The efficiency was measured on an aperture area of 144 cm2 with the module built on a commercial 6×6 in2 glass substrate, comparable to standard commercial silicon solar cells. The substrate used a transparent conductor that was applied with three consecutive slot die coating processes and a newly developed annealing process. The metal electrode was evaporated onto the top of the module..
Twenty-four cells were series-connected through optimized laser based scribes, leaving 95% of the modules area covered with active material, resulting in a stabilized module efficiency of 13.8%.
Individual reference cells, spin coated and slot die coated, with the same device architecture showed cell performances of 14.5%. This aligns with the measured cell performance on the modules developed by the alliance of leading European material and solar panel makers. This means that only the interconnection area contributes to the observed performance loss from cell-to-module. Ten modules were produced and showed high stabilized module efficiency numbers, indicating the production process is capable of high yields.

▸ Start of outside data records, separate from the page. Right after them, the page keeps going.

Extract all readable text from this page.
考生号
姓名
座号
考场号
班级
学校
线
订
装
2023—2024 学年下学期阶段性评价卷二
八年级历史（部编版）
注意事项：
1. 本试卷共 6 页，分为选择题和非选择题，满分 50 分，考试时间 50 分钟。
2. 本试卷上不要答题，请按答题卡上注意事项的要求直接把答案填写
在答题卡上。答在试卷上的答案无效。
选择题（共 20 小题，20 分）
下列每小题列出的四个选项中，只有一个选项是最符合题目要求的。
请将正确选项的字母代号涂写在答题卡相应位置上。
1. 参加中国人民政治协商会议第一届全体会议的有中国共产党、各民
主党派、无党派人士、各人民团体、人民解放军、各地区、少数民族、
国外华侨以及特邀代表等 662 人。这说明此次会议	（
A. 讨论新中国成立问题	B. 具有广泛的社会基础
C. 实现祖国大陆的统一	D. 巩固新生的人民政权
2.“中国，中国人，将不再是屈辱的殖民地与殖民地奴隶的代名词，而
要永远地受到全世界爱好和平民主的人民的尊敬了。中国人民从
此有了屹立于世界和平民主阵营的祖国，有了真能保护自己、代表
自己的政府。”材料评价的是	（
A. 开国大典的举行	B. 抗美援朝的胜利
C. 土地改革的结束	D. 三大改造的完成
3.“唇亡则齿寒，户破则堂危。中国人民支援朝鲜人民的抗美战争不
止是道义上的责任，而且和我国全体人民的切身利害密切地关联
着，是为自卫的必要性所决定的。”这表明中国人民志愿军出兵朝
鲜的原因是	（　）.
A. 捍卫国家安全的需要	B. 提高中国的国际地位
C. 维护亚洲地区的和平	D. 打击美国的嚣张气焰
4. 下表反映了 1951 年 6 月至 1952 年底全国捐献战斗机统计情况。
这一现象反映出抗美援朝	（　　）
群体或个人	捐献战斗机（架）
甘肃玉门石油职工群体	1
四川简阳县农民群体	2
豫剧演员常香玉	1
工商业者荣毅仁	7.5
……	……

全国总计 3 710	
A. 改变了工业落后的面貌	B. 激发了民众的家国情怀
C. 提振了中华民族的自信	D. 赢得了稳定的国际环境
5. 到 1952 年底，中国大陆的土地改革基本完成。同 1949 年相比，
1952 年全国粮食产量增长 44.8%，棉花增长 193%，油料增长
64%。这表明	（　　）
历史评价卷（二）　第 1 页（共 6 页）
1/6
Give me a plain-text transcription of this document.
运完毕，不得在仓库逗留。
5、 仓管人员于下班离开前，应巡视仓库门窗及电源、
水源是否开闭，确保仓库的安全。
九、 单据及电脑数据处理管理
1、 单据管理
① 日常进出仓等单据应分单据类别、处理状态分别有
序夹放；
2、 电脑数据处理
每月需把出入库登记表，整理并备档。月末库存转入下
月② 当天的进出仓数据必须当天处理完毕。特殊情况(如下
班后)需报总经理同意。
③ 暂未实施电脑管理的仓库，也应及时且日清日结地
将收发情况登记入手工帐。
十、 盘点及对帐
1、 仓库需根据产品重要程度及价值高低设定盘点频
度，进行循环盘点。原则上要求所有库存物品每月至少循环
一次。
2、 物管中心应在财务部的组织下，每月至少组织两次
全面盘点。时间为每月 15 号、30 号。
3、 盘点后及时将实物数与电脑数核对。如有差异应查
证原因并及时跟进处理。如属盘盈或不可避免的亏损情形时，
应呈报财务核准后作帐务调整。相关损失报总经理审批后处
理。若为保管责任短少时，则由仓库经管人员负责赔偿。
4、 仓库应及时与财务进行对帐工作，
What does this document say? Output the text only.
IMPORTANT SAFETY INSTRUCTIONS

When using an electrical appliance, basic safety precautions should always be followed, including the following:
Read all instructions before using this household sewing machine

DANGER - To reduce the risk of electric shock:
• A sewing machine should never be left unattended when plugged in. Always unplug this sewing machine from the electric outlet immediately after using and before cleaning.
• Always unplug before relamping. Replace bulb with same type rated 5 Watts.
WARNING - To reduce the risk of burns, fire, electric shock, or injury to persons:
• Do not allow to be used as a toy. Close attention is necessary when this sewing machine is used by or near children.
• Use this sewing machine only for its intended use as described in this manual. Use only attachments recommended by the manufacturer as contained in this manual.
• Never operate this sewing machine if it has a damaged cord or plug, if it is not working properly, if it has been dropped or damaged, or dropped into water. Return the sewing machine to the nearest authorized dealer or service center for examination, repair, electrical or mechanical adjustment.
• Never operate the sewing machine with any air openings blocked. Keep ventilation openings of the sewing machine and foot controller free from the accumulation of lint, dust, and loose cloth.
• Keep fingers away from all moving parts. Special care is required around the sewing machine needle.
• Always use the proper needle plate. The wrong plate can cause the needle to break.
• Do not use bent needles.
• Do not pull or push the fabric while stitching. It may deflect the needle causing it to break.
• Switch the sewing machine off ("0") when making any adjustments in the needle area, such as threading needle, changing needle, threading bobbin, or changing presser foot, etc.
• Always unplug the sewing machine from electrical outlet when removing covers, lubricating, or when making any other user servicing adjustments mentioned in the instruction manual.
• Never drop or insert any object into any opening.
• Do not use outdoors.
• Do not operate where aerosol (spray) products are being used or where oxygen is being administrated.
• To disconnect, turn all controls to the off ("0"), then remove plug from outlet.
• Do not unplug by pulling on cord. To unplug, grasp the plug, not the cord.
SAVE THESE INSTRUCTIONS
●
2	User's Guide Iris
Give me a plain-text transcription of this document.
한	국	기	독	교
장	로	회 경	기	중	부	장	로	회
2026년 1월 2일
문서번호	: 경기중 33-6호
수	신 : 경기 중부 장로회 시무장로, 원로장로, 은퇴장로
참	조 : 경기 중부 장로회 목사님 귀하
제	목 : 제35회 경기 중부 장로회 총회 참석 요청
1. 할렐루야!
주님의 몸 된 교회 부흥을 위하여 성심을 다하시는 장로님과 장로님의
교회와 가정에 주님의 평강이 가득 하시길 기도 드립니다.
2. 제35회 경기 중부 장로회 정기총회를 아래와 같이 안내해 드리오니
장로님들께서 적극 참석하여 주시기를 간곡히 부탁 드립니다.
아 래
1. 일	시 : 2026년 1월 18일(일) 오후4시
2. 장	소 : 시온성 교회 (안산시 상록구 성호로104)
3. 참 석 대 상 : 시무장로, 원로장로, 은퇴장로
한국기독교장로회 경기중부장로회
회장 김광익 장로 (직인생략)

A key point is that all the layers can be processed in ambient environment and at temperatures below 120⁰C, apart from the electrodes, avoiding the need for expensive equipment, and the deposition and interconnection technologies can be used with industrial Sheet-to-Sheet and Roll-to-Roll manufacturing. This will allow high volume production of flexible and light-weight PV modules in the future.
“With our newly developed, industry compatible, large area coating and crystallisation processes, we were able to scale-up the active area of our solar cell devices with 3 orders of magnitude without any performance loss,” said Francesco Di Giacomo, senior scientist at Solliance Solar Research. “At the same time, we are in the process of introducing a much more stable material stack into our large area deposition processes. ”
“The challenge is to scale perovskite cells to larger size modules whilst keeping the efficiency high and the costs low at a high yield. The reported result, presented on an aperture area comparable to standard commercial silicon solar cells, shows that Solliance Solar Research, with its in depth know-how on processing of organic PV, CIGS and its vast pilot production infrastructure, is excellently placed to realize this upscaling. This 13.8% efficient perovskite based PV module is another important step in this development. Apart from the fact that we are confident to boost quickly the up-scaled Perovskite based PV module efficiency further above 15% we are also currently making good progress to stabilize the performance of these devices under real life operational conditions,” said Ronn Andriessen, Director at Solliance Solar Research.